Monks: The Transatlantic Feedback: Obscure Band Has Local Connection

By Brian Miller

Published on November 04, 2008 at 11:26pm

Some musical footnotes remain just that for good reason. Rough contemporaries of the recently reunited Sonics, the Monks were a German-managed American band of ex-GIs during the mid-'60s with a similar fuzzed-out, torn-speaker-cone sound. They were Bauhaus primitives, molded by a pair of German ad men in a relationship that suggests Brian Epstein and the Beatles (only with less talent on both sides of the equation).

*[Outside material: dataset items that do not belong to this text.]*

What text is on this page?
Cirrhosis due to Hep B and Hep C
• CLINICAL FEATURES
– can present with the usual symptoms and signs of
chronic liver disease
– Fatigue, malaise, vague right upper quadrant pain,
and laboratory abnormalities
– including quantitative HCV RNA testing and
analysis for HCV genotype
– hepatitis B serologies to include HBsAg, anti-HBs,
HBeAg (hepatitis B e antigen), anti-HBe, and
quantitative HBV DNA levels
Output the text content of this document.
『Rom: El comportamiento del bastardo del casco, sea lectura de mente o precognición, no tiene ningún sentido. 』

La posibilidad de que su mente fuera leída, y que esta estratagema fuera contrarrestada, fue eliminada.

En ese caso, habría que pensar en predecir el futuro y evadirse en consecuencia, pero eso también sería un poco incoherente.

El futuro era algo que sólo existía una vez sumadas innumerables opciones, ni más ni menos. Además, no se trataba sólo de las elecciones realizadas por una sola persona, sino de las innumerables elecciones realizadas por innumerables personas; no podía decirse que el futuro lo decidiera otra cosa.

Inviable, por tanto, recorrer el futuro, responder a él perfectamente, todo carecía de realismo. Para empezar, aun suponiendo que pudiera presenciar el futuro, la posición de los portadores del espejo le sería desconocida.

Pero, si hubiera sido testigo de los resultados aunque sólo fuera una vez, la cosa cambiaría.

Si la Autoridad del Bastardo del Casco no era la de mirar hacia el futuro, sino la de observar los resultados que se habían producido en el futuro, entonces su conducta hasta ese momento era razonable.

For attention, yes, they performed in robes and had tonsures shaved on their scalps. (Das ist gänzlich verrukt!) Decades later, their 1966 Black Monk Time was reissued as part of the "Krautrock" revival, which I hope was meant as kitsch. (Local label Light in the Attic will release more Monks next year.) The five surviving group members shown in the film include Dave Day of Renton (now deceased); all genially reflect here on their 15 minutes of fame while preparing for a reunion show—where else?—in Germany. None of the Monks seem to have entertained Beatlesque fantasies of world domination; surprisingly raw German TV concert footage instead makes them seem like forgotten grandfathers of punk. This documentary preaches to the pews in a deservedly small church, but those pews are apparently still full of devout worshippers.